As we know, it's possible to do both..................as long as the academy takes a long-term view on development. Many of the kids in the FCD academy have been there since they were 11-12 learning how to play the game the "FCD way" as the club calls it. I think under Pareja the club did a good job of playing with the desired technical style while also winning matches. It's what's gotten that particular club the highest rating by the USSF> Note that the FCD academy rarely does well in terms of results at the U16 level. They're "middle of the pack" most years in the Texas division. We barely ever talk about that team on these boards. That's because winning isn't that important to that group. But then the U18 team is dominant in the Texas division in terms of results. By the time kids are 17-18, much of the development has been done. These kids have been in the program 5 or 6 years. The team has weeded out the subpar technical performers. Each player on that squad is considered a potential homegrown signing. Each one is being scouted by major college programs, as well as overseas clubs (in particular, the Mexican scouts swarm down here like locusts.) So while winning with that group isn't the be-all end-all primary objective............it's OK at that age for winning matches to be an objective. After all, having a "winning attitude" is a desirable attribute. If we're gonna keep score, the kids are gonna try to win. It's up to the coaches to ensure that the kids are trying to win in the right manner.

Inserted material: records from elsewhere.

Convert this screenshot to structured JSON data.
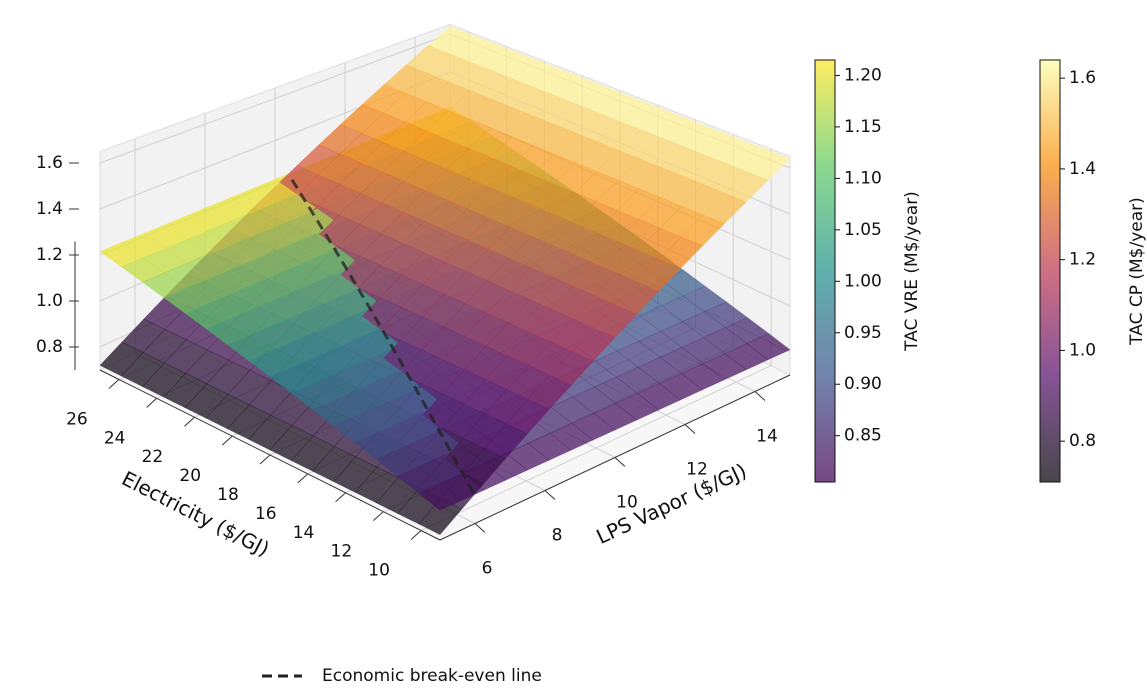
{
  "chart_data": {
    "type": "surface3d",
    "x_label": "Electricity ($/GJ)",
    "y_label": "LPS Vapor ($/GJ)",
    "x": [
      9,
      13.5,
      18,
      22.5,
      27
    ],
    "y": [
      5,
      7.5,
      10,
      12.5,
      15
    ],
    "xlim": [
      9,
      27
    ],
    "ylim": [
      5,
      15
    ],
    "zlim": [
      0.7,
      1.65
    ],
    "xticks": [
      10,
      12,
      14,
      16,
      18,
      20,
      22,
      24,
      26
    ],
    "yticks": [
      6,
      8,
      10,
      12,
      14
    ],
    "zticks": [
      0.8,
      {
        "value": 1,
        "label": "1.0"
      },
      1.2,
      1.4,
      1.6
    ],
    "grid": true,
    "series": [
      {
        "name": "TAC VRE (M$/year)",
        "colormap": "viridis",
        "clim": [
          0.805,
          1.215
        ],
        "cticks": [
          0.85,
          {
            "value": 0.9,
            "label": "0.90"
          },
          0.95,
          {
            "value": 1,
            "label": "1.00"
          },
          1.05,
          {
            "value": 1.1,
            "label": "1.10"
          },
          1.15,
          {
            "value": 1.2,
            "label": "1.20"
          }
        ],
        "z": [
          [
            0.81,
            0.911,
            1.013,
            1.114,
            1.215
          ],
          [
            0.81,
            0.911,
            1.013,
            1.114,
            1.215
          ],
          [
            0.81,
            0.911,
            1.013,
            1.114,
            1.215
          ],
          [
            0.81,
            0.911,
            1.013,
            1.114,
            1.215
          ],
          [
            0.81,
            0.911,
            1.013,
            1.114,
            1.215
          ]
        ]
      },
      {
        "name": "TAC CP (M$/year)",
        "colormap": "inferno",
        "clim": [
          0.71,
          1.64
        ],
        "cticks": [
          0.8,
          {
            "value": 1,
            "label": "1.0"
          },
          1.2,
          1.4,
          1.6
        ],
        "z": [
          [
            0.72,
            0.72,
            0.72,
            0.72,
            0.72
          ],
          [
            0.95,
            0.95,
            0.95,
            0.95,
            0.95
          ],
          [
            1.18,
            1.18,
            1.18,
            1.18,
            1.18
          ],
          [
            1.41,
            1.41,
            1.41,
            1.41,
            1.41
          ],
          [
            1.64,
            1.64,
            1.64,
            1.64,
            1.64
          ]
        ]
      }
    ],
    "break_even": {
      "label": "Economic break-even line"
    }
  }
}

I too see much of what you describe. While the technical play in this area is probably stronger, I still see a lack of understanding. While I don’t disagree with your assessment that academy coaches might be spending too much time on making adjustments, my belief is that the challenge the good coaches face is somewhat of a daunting one. The principles of play are something that most kids should already have a good understanding of by U10 or U11. If kids are coming to the Academy level thinking they are "right forwards," trying to teach kids like this concepts of space and movement becomes extremely challenging. At best you often get mechanical movement because this type of thinking is completely counter to their mental model of how to play the game. I also think a lot of coaches lack the knowledge themselves. I think those that have it often don't feel it is worth expending too much effort in this area given the other things they need to train.
I'm not a Texas guy like you so I may have this wrong, but I think if you go back you will find that FC Dallas U16s actually won their division the first two years (08-09, 09-10). So while they were not the best in the academy at that age, the U18s for the past couple of years had a lot of success at the U16 level. To me, what differentiates FC Dallas U18 from other clubs that had U16 teams is that almost all their players have played two years at U18. Older players born Jan-Aug in other academy clubs typically end up going to college. In contrast the FC Dallas has a player base that is predominantly Latino where kids have been less likely to go to college much like Chivas USA had been. But the difference is that Dallas has been able to retain their players through agressive home grown signings while Chivas USA has lost a large number to Mexican clubs. If you compare the 2009-2010 FC Dallas U16 team to the current team, you can how stable this core has been compared to other academy teams. It will be interesting to see what happens to the upcoming U16 groups that have not been as successful and whose players will have a lot more internal competition for the limited home grown spots.
What you said is very true and that is why Lucas and I will take very seriouisly the decision on where he should play the next two years. RSL has great training and is residential but It has become very clear by all the sophomores that have left this year that their focus is on winning. There is no doubt in my mind that his senior year he will get plenty of playing time but his junior year as a young U-18 might be more of a challenge and I am not sure that is what is best. The next month should be interesting talks in deciding plans for the next two years.
The discussion regarding game time, development and results is interesting. My background- father of 95 academy boy who plays and starts almost all the U-18 academy games for his club. I believe his club coaches provide an environment for development and preach: possession, play from the back, pace, one/two touch.... Some kids get it more then others but just like a math student whose teacher teaches algebra for a week on test day (game day) they all do not solve all of the problems. Americans, and I am a proud one, tend to blame others for our short falls. Just b/c everyone on the team does not get the "beautiful game," (all of the math students do not get As) does not mean that it is not being taught correctly. There is a reason why we are all not professional athletes. I know that there are a lot, the majority, not teaching the "beautiful game" but if you look for it you will find it. I have to assume that most academy teams are receiving the proper instruction??? The commitment mandated by the academy from the players (now no HS; 10 months) demands proper instruction. Also proper development should result in good records. They concept is not mutually exclusive. Barcelona wins games right?